Whittaker modules, central characters, and tensor products for quantum enveloping algebras

Our focus is on the representation theory of the quantum enveloping algebra Uq( g ) of a finite-dimensional semisimple Lie algebra g . This algebra is a one-parameter deformation of the universal enveloping algebra of g .;We begin by defining and studying the class of Whittaker modules for the quantum enveloping algebra Uq( sl2 ) of sl2 . One of our main results describes an arbitrary Whittaker module as a quotient of Uq( sl2 ). From this description, we determine precise criteria for when a Whittaker module is simple as well as a decomposition of an arbitrary Whittaker module into indecomposable submodules. We also prove that the annihilator annUqsl2 (V) of a Whittaker module V is generated by its intersection with the center of Uq( sl2 ). This is the analogue of a classical result in the Lie algebra setting due to Kostant.;The tensor product of a Whittaker module with a highest weight module is a Whittaker module. To describe this tensor product, we study a related topic---central characters.;Often, the action of the center of Uq( g ) on a given module V is determined by a central character; that is, an algebra homomorphism from the center to the underlying field. In that case, V is said to admit a central character.
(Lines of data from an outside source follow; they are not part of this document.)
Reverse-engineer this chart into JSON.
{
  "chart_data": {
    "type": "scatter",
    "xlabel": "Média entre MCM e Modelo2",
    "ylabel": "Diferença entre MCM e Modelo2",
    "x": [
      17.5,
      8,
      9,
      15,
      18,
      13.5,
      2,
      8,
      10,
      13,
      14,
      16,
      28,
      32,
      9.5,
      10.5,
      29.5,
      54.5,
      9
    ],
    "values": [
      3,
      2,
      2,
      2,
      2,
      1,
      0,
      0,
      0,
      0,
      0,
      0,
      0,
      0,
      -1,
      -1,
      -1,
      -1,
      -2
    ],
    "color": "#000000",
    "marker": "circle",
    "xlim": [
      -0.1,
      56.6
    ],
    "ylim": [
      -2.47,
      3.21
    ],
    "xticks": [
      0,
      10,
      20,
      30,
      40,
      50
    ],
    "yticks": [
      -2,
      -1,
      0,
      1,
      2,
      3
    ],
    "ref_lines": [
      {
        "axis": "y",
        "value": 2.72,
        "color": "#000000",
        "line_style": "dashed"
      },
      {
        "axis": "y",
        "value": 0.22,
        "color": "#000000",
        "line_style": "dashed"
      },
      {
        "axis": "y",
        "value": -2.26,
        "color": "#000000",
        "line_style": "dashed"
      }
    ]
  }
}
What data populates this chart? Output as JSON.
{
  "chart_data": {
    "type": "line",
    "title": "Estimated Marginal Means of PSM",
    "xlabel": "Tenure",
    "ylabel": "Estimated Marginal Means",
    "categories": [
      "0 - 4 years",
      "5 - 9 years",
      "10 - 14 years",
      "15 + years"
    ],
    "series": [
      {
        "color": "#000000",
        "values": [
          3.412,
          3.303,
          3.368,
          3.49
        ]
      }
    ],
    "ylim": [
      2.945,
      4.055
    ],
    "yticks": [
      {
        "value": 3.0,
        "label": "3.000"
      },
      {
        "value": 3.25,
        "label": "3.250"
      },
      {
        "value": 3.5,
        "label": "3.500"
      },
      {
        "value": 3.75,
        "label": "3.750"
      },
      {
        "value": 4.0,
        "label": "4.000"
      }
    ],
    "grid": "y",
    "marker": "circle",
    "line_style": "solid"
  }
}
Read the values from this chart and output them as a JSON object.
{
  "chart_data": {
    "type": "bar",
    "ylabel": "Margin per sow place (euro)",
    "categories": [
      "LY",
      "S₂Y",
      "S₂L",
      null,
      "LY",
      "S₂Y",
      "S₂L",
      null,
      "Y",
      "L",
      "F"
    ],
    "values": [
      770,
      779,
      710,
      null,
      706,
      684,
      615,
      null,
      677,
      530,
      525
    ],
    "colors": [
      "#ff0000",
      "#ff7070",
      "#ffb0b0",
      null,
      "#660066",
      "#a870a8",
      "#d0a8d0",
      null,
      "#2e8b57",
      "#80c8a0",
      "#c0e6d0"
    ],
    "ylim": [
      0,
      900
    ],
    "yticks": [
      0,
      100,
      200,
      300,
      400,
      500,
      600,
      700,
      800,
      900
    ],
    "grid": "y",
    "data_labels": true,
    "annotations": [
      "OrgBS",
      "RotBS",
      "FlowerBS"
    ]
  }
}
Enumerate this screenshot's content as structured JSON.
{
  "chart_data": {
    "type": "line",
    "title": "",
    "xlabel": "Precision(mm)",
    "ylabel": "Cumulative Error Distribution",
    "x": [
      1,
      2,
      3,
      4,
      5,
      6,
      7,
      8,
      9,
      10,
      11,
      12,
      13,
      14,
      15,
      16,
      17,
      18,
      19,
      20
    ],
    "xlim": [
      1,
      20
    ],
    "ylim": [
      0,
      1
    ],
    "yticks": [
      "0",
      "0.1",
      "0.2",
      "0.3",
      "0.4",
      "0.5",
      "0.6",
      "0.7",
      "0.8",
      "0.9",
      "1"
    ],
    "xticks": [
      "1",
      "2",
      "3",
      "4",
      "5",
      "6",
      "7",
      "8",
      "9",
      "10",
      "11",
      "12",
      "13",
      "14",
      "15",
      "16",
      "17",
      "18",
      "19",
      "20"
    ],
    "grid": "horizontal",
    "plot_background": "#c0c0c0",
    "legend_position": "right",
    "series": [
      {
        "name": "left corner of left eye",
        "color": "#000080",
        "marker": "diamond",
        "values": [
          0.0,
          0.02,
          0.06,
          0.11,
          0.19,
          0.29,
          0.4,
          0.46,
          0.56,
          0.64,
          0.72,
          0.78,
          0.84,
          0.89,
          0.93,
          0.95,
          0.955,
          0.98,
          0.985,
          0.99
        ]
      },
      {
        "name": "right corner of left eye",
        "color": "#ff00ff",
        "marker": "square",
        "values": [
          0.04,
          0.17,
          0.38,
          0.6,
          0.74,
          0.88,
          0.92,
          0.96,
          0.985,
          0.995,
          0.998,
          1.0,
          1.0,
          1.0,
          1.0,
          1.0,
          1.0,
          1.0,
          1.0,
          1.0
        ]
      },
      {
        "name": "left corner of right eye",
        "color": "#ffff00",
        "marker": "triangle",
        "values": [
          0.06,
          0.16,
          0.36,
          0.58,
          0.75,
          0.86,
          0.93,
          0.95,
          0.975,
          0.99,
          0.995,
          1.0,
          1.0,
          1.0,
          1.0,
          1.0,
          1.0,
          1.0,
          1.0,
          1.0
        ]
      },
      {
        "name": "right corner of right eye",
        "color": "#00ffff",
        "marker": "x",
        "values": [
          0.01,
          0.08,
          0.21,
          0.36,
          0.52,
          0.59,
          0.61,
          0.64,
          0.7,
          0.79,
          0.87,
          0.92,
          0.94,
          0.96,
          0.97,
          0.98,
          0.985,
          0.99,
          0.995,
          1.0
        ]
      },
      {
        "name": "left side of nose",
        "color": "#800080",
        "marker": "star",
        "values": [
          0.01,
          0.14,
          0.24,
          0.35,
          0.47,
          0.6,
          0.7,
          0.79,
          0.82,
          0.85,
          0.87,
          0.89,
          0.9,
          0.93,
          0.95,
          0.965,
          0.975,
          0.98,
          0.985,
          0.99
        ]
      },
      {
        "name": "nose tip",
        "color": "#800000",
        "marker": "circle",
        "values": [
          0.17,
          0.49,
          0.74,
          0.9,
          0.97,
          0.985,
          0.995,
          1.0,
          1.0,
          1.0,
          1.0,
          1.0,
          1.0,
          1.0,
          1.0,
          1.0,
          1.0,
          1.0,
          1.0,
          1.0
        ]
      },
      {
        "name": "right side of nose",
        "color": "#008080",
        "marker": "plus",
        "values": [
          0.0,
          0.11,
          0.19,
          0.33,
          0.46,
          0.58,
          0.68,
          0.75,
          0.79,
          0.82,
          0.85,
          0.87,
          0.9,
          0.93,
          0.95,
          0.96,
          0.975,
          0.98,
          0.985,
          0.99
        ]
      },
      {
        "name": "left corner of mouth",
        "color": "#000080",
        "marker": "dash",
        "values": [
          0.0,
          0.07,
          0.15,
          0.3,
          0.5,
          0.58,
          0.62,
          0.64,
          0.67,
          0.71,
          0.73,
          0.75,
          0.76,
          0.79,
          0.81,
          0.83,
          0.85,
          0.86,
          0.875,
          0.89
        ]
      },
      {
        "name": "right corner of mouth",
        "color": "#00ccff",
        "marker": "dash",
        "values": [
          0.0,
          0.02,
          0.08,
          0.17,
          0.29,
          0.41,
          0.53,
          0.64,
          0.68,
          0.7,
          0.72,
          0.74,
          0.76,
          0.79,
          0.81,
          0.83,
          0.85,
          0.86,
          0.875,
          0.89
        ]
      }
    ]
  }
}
We describe a process for constructing central characters of Uq ( g ) that involves linear characters on the group Q ∩ 2P, where Q is the root lattice and P is the weight lattice of g . By using the Weyl group of g , we determine when two characters are identical.;If V is a module for Uq( g ) admitting a central character, and if L a finite-dimensional simple module, then for any element z in the center of Uq( g ), we determine a polynomial in z that annihilates V ⊗ L. In the special case that V is a simple Whittaker module for Uq( sl2 ), this result leads to a complete description of the Whittaker module V ⊗ L. When V is a simple Whittaker module and M is a Verma module for U q( sl2 ) we show that the module V ⊗ M is the universal Whittaker module.